Measurement of the $2$S$_{1/2}-8$D$_{5/2}$ transition in hydrogen

TL;DR

This paper reports a highly precise measurement of a specific hydrogen transition, leading to a proton radius and Rydberg constant that significantly differ from CODATA 2018 values, highlighting potential discrepancies in fundamental constants.

Contribution

First measurement of the hydrogen 2S$_{1/2}$-8D$_{5/2}$ transition with cryogenic atomic beam, providing data that challenge existing fundamental constant values.

Findings

Measured transition frequency with 2.6×10^{-12} uncertainty

Derived proton radius of 0.8584(51) fm, differing from CODATA

Identified a 3.1σ discrepancy with CODATA 2018 values

Abstract

We present a measurement of the hydrogen $2$S$_{1/2}-8$D$_{5/2}$ transition performed with a cryogenic atomic beam.
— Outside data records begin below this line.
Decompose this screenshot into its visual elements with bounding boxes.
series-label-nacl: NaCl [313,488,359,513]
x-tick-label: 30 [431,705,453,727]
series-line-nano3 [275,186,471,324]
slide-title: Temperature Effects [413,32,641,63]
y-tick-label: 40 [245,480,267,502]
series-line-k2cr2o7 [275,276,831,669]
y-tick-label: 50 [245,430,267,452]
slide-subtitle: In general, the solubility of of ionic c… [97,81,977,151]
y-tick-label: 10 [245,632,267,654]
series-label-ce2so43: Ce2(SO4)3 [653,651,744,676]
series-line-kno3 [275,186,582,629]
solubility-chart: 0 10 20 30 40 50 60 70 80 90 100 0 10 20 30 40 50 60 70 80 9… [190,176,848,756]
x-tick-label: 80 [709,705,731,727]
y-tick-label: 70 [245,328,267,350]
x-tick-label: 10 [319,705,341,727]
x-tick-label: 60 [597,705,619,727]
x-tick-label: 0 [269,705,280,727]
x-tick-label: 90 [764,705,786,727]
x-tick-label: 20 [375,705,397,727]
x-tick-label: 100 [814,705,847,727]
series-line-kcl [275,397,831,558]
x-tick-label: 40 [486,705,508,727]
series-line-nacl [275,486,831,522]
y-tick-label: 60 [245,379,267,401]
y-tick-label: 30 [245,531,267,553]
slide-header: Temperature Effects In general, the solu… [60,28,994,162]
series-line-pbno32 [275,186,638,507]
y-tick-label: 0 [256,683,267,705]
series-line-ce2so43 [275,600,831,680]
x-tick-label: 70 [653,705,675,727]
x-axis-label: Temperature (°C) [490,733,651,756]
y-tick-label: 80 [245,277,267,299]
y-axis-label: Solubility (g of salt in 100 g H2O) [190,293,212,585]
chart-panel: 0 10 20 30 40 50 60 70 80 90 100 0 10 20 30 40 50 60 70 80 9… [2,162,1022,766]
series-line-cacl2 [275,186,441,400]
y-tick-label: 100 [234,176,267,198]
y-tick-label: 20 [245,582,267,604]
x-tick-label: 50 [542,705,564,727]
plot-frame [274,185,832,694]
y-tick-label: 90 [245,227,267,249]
The measured resonance frequency is $\nu=770649561570.9(2.0)$ kHz, which corresponds to a relative uncertainty of $2.6\times10^{-12}$. Combining our result with the most recent measurement of the $1$S$-2$S transition, we find a proton radius of $r_p=0.8584(51)$~fm and a Rydberg constant of $R_\infty=10973731.568332(52)$ m$^{-1}$. This result has a combined 3.1~$\sigma$ disagreement with the CODATA 2018 recommended value. Possible implications of the discrepancy are discussed.